24 points, SCA Band 3, 0.500 EFTSL
Undergraduate - Unit
Refer to the specific census and withdrawal dates for the semester(s) in which this unit is offered.
Medicine, Nursing and Health Sciences
Associate Professor Peter Barton
Professor Parasakthi Navaratnam (Malaysia)
Dr Richard Loiacono
A. Prof Amudha Kadirvelu (Malaysia)
This unit further consolidates and extends knowledge, and skills in medicine.
Content encompasses the four themes of the Bachelor of Medical Science and Doctor of Medicine (MD) curriculum: Theme I (Personal and Professional Development), Theme II (Society, Population, Health and Illness), Theme III (Scientific Basis of Clinical Practice) and Theme IV (Clinical Skills).
Learning approaches support students in integrating knowledge and skills relevant to common and significant illnesses and conditions from a systems based perspective. Students are expected to integrate and apply learning relevant to patient care and the practice of medicine.
This unit provides the foundation for learning in clinical settings in later years of the course.
Theme I - Personal and Professional Development
- Use key ethical and legal principles to discuss issues pertinent to health care and clinical contexts.
Theme II - Society, Population, Health and Illness
- Examine key social, economic and environmental determinants of health on status and outcomes in marginalised groups, including the Indigenous population.

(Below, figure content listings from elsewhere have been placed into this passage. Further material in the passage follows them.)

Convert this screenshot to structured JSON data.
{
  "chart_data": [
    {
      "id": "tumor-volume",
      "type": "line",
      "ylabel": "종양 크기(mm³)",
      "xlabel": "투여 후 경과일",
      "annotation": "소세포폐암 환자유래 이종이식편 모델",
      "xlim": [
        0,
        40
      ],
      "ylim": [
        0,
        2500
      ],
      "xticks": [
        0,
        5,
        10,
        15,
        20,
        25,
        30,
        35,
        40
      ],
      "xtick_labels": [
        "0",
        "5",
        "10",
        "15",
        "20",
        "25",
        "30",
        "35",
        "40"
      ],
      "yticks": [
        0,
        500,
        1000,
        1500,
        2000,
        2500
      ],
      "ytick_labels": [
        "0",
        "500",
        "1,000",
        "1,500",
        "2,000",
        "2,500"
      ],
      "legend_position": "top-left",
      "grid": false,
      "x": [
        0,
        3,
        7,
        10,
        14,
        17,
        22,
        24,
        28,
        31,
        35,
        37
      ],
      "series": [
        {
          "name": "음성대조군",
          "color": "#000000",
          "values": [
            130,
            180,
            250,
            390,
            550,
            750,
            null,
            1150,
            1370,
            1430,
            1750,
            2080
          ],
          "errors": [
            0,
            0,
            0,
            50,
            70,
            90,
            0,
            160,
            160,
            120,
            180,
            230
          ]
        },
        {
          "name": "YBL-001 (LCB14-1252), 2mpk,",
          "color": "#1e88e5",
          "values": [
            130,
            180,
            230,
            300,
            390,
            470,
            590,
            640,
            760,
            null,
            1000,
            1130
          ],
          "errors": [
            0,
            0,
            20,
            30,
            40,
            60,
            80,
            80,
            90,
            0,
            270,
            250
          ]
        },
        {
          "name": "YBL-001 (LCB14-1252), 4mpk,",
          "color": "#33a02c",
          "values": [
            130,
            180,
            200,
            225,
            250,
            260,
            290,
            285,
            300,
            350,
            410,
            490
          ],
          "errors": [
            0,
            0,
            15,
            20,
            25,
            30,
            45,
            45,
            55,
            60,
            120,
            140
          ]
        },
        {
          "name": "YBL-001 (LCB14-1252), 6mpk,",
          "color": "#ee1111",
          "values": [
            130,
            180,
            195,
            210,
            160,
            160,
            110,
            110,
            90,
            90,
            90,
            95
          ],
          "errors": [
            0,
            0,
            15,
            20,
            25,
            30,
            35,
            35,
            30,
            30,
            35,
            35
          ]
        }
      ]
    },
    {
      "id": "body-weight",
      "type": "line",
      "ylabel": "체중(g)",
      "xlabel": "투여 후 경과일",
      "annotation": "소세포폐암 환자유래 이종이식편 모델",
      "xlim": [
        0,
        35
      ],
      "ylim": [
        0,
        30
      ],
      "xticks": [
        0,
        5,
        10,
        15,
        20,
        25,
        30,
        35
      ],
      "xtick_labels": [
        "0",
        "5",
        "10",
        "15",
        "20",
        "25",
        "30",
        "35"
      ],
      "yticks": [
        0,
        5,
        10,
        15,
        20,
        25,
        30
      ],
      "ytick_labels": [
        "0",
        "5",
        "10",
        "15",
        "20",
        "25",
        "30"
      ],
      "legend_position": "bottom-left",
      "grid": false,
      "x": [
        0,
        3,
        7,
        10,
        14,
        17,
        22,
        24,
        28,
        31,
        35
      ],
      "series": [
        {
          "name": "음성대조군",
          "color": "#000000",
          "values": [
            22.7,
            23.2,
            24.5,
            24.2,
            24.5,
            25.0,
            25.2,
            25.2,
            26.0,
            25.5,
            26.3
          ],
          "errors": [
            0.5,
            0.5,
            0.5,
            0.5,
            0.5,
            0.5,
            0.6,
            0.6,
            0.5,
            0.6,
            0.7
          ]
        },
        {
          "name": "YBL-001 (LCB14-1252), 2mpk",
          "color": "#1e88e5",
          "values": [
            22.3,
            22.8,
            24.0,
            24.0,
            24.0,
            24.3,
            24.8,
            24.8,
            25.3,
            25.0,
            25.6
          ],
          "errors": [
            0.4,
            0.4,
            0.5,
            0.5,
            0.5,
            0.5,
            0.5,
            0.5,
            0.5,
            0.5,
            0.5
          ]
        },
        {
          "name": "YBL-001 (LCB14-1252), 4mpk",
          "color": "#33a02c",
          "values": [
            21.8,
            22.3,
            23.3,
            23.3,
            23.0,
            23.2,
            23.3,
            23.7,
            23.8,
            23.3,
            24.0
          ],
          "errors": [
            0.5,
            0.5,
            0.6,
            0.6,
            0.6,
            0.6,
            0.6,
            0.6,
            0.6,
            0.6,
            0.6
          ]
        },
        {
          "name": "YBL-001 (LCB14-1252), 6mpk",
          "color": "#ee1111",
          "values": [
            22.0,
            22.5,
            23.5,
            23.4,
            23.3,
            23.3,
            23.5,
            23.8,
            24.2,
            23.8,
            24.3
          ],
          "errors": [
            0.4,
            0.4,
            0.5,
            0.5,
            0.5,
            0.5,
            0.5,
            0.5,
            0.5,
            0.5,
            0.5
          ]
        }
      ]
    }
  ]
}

- Explain concepts in prevention science and approaches used in health promotion.
- Explain concepts in population health, epidemiology and measurement of health and disease in populations.
- Describe the role of health care services in maintaining health and in monitoring, managing and preventing disease.
- Using prescribed methodologies search for and critique information from medical research literature and popular information sources.
Theme III - Scientific Basis of Clinical Practice
- Describe the structure and function of the human body at cellular, organ, system and whole body levels.
- Explain biological, psychological and social factors pertinent to understanding human development, health, illness and behaviour.
- Describe common and important illnesses, conditions and disorders
- Explain fundamental pathological processes and causes underlying specified illnesses and conditions.
- Describe drug classes and identify the use and actions of drugs in these groups.
Theme IV - Clinical Skills
- Elicit and summarise a structured, comprehensive and logical history in simulated environments.
- Perform and summarise an appropriate examination for specified systems in simulated environments.
- Propose and justify the reasoning for a differential diagnosis (list) at a basic level for specified systems.
- Competently perform specified clinical procedures and tasks in simulated environments.
- Identify relevant investigations for specified problems or conditions.
- Outline a basic management plan for specified common problems and conditions.
- Use principles for effectively communicating medical information to patients in simulated settings.
- Comprehensive integrated puzzle (2 hours) (5%)
- OSCE assessment (8 stations, 10 minutes each) (30% total) (hurdle)
- 2 x Mid-year examination (2 + 3 hours) (25%) (hurdle)
- 2 x End of year examination (2 + 3 hours) (25%) (hurdle)
- Vertically Integrated Assessment (VIA) written examination (3 hours) (15%) (hurdle)
Students must attend a minimum of 80% of designated teaching activities to pass this unit.
Students must complete all requisite on-line modules
Students must pass the OSCE assessment and must pass the combined written examinations to pass this unit.
The Borderline Group method is used to determine the pass score and borderline range for the OSCE, and the Angoff method is used to determine the pass score and borderline range for the combined written examinations
Note: This is a 24 credit point unit delivered across a full year which equates to a 12 credit point workload per semester.
In each semester students will be provided with 14 hours of teacher directed study per week including lectures (6 hours) active learning integrated workshops (2 x 2 hours) each week plus 10 hours of on-line and self-directed study.